06.02.2003 Modernidad y (mal) gusto

Como en toda sociedad que sufre cambios grandes y muy rápidos, en Colombia tratamos de ocultar nuestros orígenes y su estética. Los cartageneros no quieren ver su ciudad otra vez amarrilla como lo fue en los tiempos del cólera y no quieren vivir dentro de sus murallas. En Cali odiamos el gris nube con que el Ministerio de Obras pintaba todos los edificios públicos en el país en la primera mitad del siglo pasado, y como lo conserva el Colegio de Maria Auxiliadora en San Fernando entre otros, dizque por que nos recuerda el cementerio, que tambien lo conserva.

Una de las consecuencias más graves de la modernidad a medias y a pedazos de estos países, que no la produjeron sino que la imitaron, a sido el mal gusto generalizado que produjo al desbaratar sus tradiciones. El paso de la arquitectura vernácula –artesanal- a la arquitectura popular, construida imitando de manera deformada la arquitectura moderna del Estado y los más ricos, cayó fatalmente en lo kitsch. La arquitectura moderna fue diseñada por los nuevos profesionales de la edilicia, esos arquitectos de universidad que armados de una estética sumariamente importada se empeñaron en acabar con todo lo que no fuera moderno. El urbanismo comenzó a ser pensado solo para los carros, en donde casi no los había. Se demolieron “casas viejas” para ampliar las calles (lo que no se logró), e incluso para zonas verdes en ciudades rodeadas por grañidísimas y verdes montañas como suelen ser las colombianas. Los edificios altos para cualquier cosa se volvieron recurrentes pese a que casi nunca se necesitan y que solo favorecen a sus codiciosos propietarios. Mas moda que verdadera modernización, nuestra modernidad malogró el paso de las pequeñas poblaciones a los grandes asentamientos actuales impidiéndoles seguir siendo ciudades bellas, solo que mas grandes y con ensanches nuevos.

Fueron tales las ansias de modernizar las ciudades colombianas y tan precarios y pequeños sus cascos viejos que en la mayoría de los casos no se conservaron, como sí paso en Europa con sus grandes y consolidados centros históricos un siglo antes. Allá, en donde se produjo la modernidad en la arquitectura y el urbanismo, y en general en el arte, hubo tiempo para domeñarlos y, afortunadamente, no mucho espacio para aplicarlos tal cual. Sin embargo aun hace daños de vez en cuando, los que con frecuencia nos son presentados en las revistas de arquitectura como la actualidad que debemos imitar, lo que hacemos de inmediato, claro esta, causando aun mas daños aquí.

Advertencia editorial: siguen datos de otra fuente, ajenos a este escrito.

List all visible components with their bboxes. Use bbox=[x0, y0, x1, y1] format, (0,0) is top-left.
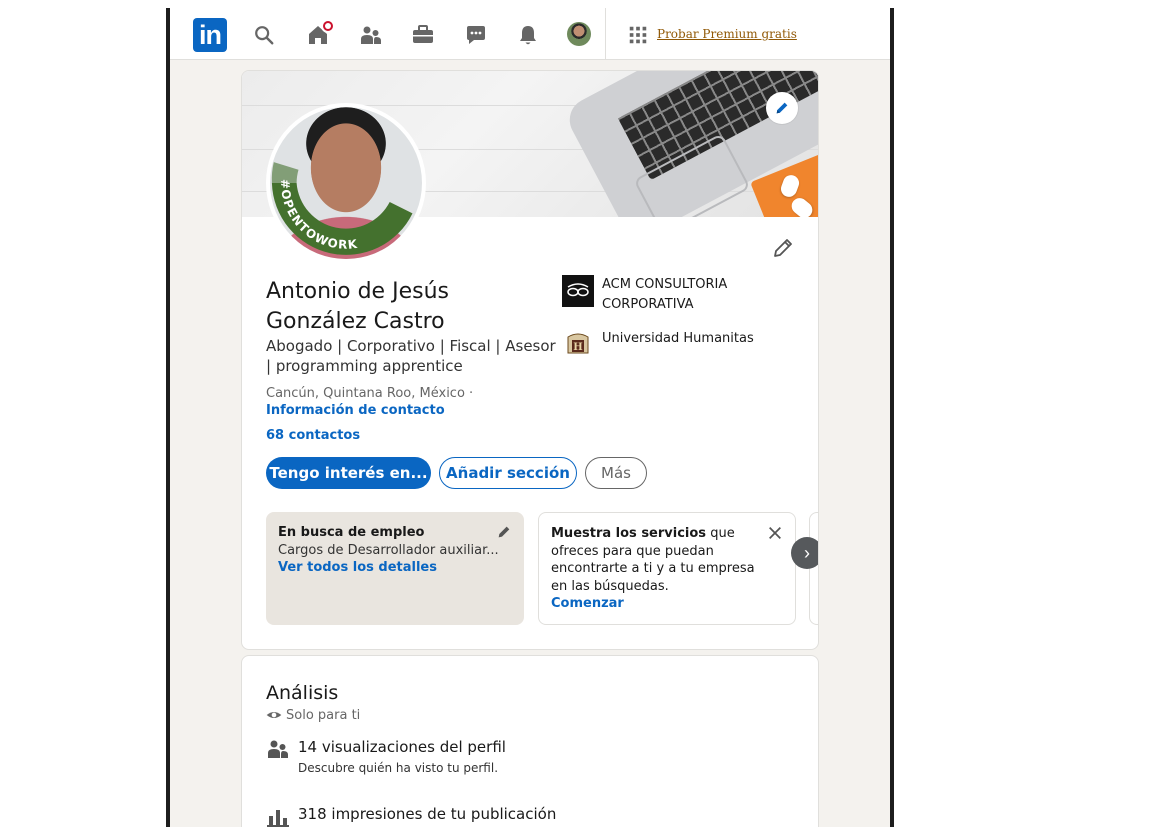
more-button[interactable]: Más bbox=[585, 457, 647, 489]
org-current-company[interactable]: ACM CONSULTORIA CORPORATIVA bbox=[562, 275, 762, 315]
private-label: Solo para ti bbox=[286, 707, 361, 723]
linkedin-logo[interactable]: in bbox=[193, 18, 227, 52]
carousel-next-button[interactable]: › bbox=[791, 537, 818, 569]
analytics-item-title: 318 impresiones de tu publicación bbox=[298, 805, 557, 823]
analytics-private-note: Solo para ti bbox=[266, 707, 360, 723]
acm-logo bbox=[562, 275, 594, 307]
profile-views-item[interactable]: 14 visualizaciones del perfil Descubre q… bbox=[266, 737, 506, 775]
people-icon bbox=[268, 740, 288, 758]
analytics-item-title: 14 visualizaciones del perfil bbox=[298, 738, 506, 756]
org-education[interactable]: H Universidad Humanitas bbox=[562, 329, 762, 361]
home-icon[interactable] bbox=[305, 19, 335, 48]
university-logo: H bbox=[562, 329, 594, 361]
browser-viewport: in Probar Premium gratis #OPENTOWORK Ant… bbox=[166, 8, 894, 827]
pencil-icon[interactable] bbox=[496, 524, 512, 540]
profile-highlights-carousel: En busca de empleo Cargos de Desarrollad… bbox=[266, 512, 818, 625]
pencil-icon bbox=[776, 102, 788, 114]
analytics-item-subtitle: Descubre quién ha visto tu perfil. bbox=[298, 761, 499, 775]
connections-link[interactable]: 68 contactos bbox=[266, 428, 360, 443]
messaging-icon[interactable] bbox=[463, 22, 489, 48]
edit-intro-button[interactable] bbox=[771, 236, 795, 260]
top-nav: in Probar Premium gratis bbox=[170, 8, 890, 60]
tile-title: En busca de empleo bbox=[278, 525, 425, 540]
open-to-work-tile[interactable]: En busca de empleo Cargos de Desarrollad… bbox=[266, 512, 524, 625]
bar-chart-icon bbox=[267, 810, 289, 827]
analytics-card: Análisis Solo para ti 14 visualizaciones… bbox=[241, 655, 819, 827]
svg-text:#OPENTOWORK: #OPENTOWORK bbox=[278, 179, 359, 252]
add-section-button[interactable]: Añadir sección bbox=[439, 457, 577, 489]
grid-icon[interactable] bbox=[625, 22, 651, 48]
close-icon[interactable] bbox=[767, 525, 783, 541]
org-name: Universidad Humanitas bbox=[602, 331, 754, 346]
profile-name: Antonio de Jesús González Castro bbox=[266, 279, 449, 334]
bell-icon[interactable] bbox=[515, 22, 541, 48]
profile-photo[interactable]: #OPENTOWORK bbox=[266, 103, 426, 263]
search-icon[interactable] bbox=[251, 22, 277, 48]
open-to-work-label: #OPENTOWORK bbox=[278, 179, 358, 252]
get-started-link[interactable]: Comenzar bbox=[551, 595, 783, 613]
edit-banner-button[interactable] bbox=[766, 92, 798, 124]
profile-headline: Abogado | Corporativo | Fiscal | Asesor … bbox=[266, 337, 556, 375]
profile-card: #OPENTOWORK Antonio de Jesús González Ca… bbox=[241, 70, 819, 650]
tile-title: Muestra los servicios bbox=[551, 526, 707, 541]
profile-location: Cancún, Quintana Roo, México · bbox=[266, 386, 474, 401]
premium-trial-link[interactable]: Probar Premium gratis bbox=[657, 27, 797, 41]
network-icon[interactable] bbox=[358, 22, 384, 48]
me-avatar[interactable] bbox=[567, 22, 591, 46]
svg-text:H: H bbox=[573, 342, 582, 353]
eye-icon bbox=[266, 712, 282, 718]
post-impressions-item[interactable]: 318 impresiones de tu publicación bbox=[266, 804, 556, 827]
open-to-button[interactable]: Tengo interés en... bbox=[266, 457, 431, 489]
contact-info-link[interactable]: Información de contacto bbox=[266, 403, 445, 418]
org-name: ACM CONSULTORIA CORPORATIVA bbox=[602, 277, 728, 312]
notification-badge bbox=[321, 19, 335, 33]
analytics-title: Análisis bbox=[266, 682, 339, 704]
open-to-work-frame: #OPENTOWORK bbox=[271, 162, 413, 255]
jobs-icon[interactable] bbox=[410, 22, 436, 48]
services-tile[interactable]: Muestra los servicios que ofreces para q… bbox=[538, 512, 796, 625]
tile-detail: Cargos de Desarrollador auxiliar... bbox=[278, 542, 499, 558]
pencil-icon bbox=[774, 239, 792, 257]
nav-divider bbox=[605, 8, 606, 60]
see-all-details-link[interactable]: Ver todos los detalles bbox=[278, 559, 512, 577]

Cambiar las tradiciones por una modernidad que no se entiende inevitablemente lleva al mal gusto pues la cultura se queda sin norte. Y peor aun cuando se mezclan tradiciones y modernidad como suele pasar con frecuencia entre nosotros. Esa combinación, el máximo del “buen gusto” mundano, produce el peor mal gusto cuando se vulgariza pues pierde el orden, la mesura y el propósito. Ignorando la historia de la humanidad, la belleza pasó entre nosotros a ser algo “lujoso” o al menos no prioritario. El gusto ya no se discute pues se cree equivocadamente que no es objetivo, pasando por alto que desempeña funciones de vida o muerte (quién come cosas de apariencia fea, mal olor o peor sabor). Desde luego entender la relación entre belleza, patrimonio y calidad de vida en las ciudades no es tan claro pero no por ello menos importante: todo lo contrario.

La reacción a sido de doble filo. Al lado de loables esfuerzos por estudiar el patrimonio y conservarlo, apareció un conservacionismo nostálgico e ignorante, las mas de las veces, que condujo rápidamente al folclorismo como se ve con frecuencia en San Antonio, en Cali, por ejemplo. En contra de las normas y ante la indiferencia de las autoridades, se ha terminado por “conservar” lo que nunca existió allí (al punto de que cada vez parece mas un pueblo mejicano de película mala y no el barrio blanco y sencillo que fue), mientras se construyen fatales sobre elevaciones que destruyen lo que siempre fue: un barrio de calles paramentadas y casas de patios de uno y a veces dos pisos.